PDA

View Full Version : Real Inflation and Ron Paul's Incomplete Answer




MattButler
10-27-2011, 11:27 AM
Ron Paul was on the center seat recently on Fox News. I thought it was a good interview. He was asked about who he'd appoint as chairman of the Fed and also he made a comment about inflation. It is tough in these debates to explain the difference between monetary inflation and price inflation. The people only understand price inflation. Paul understands this. Sometimes he gets caught in the trap of arguing statistics, such as which CPI we should look at. I think he is missing a potentially powerful political point.

We should have a lot lower prices today than 5 years ago and certainly 10 or 20 years ago. Prices should be falling right now as we speak!

During the period 1869 to 1913 according to Murray Rothbard, prices fell 30%. That was a result of an industrial revolution. Today we've got through an electronic revolution, and we have much cheaper means of doing business, immediate electronic access to consumers and other businesses. We have instant communication and vast databases online. It has been a true technological revolution similar to the industrial revolution of 100 years ago. I don't think its over yet either. We consumers should be enjoying the fruits of all this! Yet prices today go up and up with no end in sight. We are being robbed by inflation!

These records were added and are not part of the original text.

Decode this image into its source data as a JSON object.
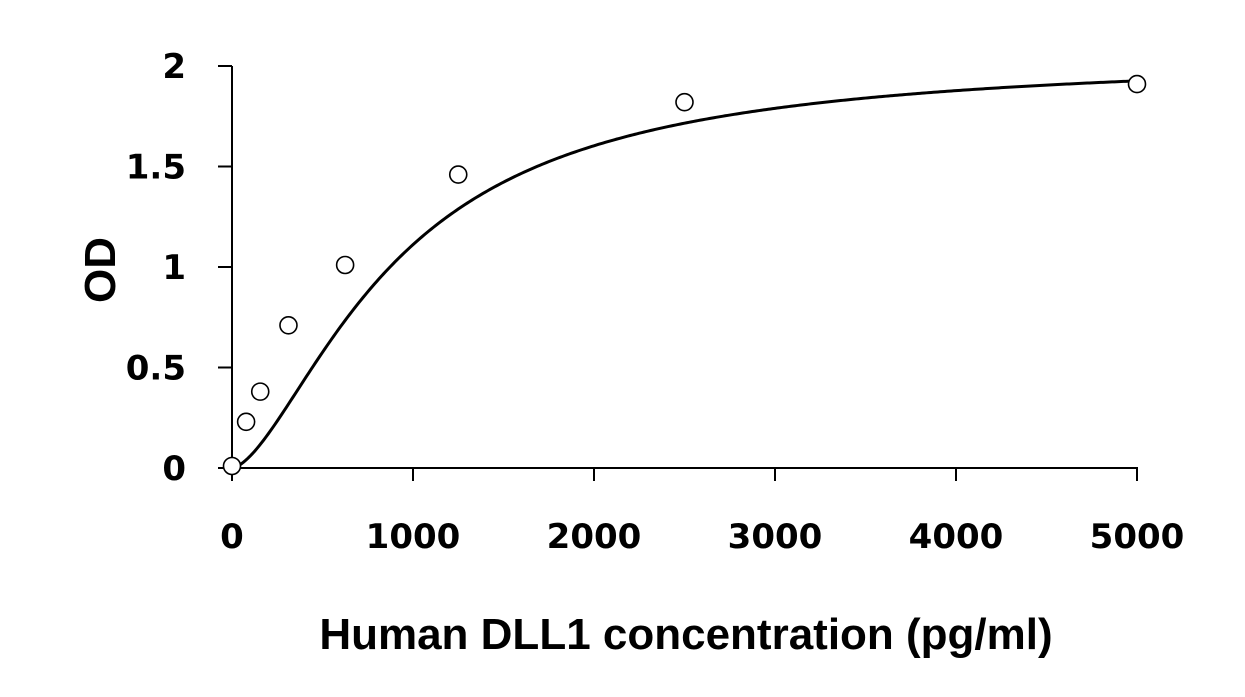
{
  "chart_data": {
    "type": "scatter",
    "title": "",
    "xlabel": "Human DLL1 concentration (pg/ml)",
    "ylabel": "OD",
    "xlim": [
      0,
      5000
    ],
    "ylim": [
      0,
      2
    ],
    "xticks": [
      0,
      1000,
      2000,
      3000,
      4000,
      5000
    ],
    "yticks": [
      0,
      0.5,
      1,
      1.5,
      2
    ],
    "xtick_labels": [
      "0",
      "1000",
      "2000",
      "3000",
      "4000",
      "5000"
    ],
    "ytick_labels": [
      "0",
      "0.5",
      "1",
      "1.5",
      "2"
    ],
    "grid": false,
    "legend": "none",
    "series": [
      {
        "marker": "open-circle",
        "points": [
          {
            "x": 0,
            "y": 0.01
          },
          {
            "x": 78,
            "y": 0.23
          },
          {
            "x": 156,
            "y": 0.38
          },
          {
            "x": 312,
            "y": 0.71
          },
          {
            "x": 625,
            "y": 1.01
          },
          {
            "x": 1250,
            "y": 1.46
          },
          {
            "x": 2500,
            "y": 1.82
          },
          {
            "x": 5000,
            "y": 1.91
          }
        ]
      }
    ],
    "fit_curve": {
      "model": "4PL",
      "A": 0.0,
      "B": 1.6,
      "C": 900,
      "D": 2.05
    },
    "colors": {
      "axis": "#000000",
      "marker": "#000000",
      "curve": "#000000"
    }
  }
}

There are other reasons we should expect falling prices today.

The economy has slowed and even gone negative, its been that way for a while, possibly ten years even. During this time businesses have done everything they could to cut costs. When the economy goes negative, and people lose jobs and are hurting and reduce spending, and when firms are forced to cut costs, does it not make sense that prices should be falling? Much of our manufacturing has been out-sourced to low wage China so that business can produce cheap products. Does it not make sense we should have lower prices on all these goods and not higher prices? We have 20MM empty houses, it should be very cheap right now to rent or purchase a house and mortgagors ought to have significant bargaining power to restructure their loans with banks. Again, we are being robbed by inflation!

If we are forced to argue price inflation and not monetary inflation, we should not assume prices remain stable, rather we should assume that prices should be falling, especially so during these last years. That is the standard by which we should measure today's price inflation. By this standard, today's inflation is massive.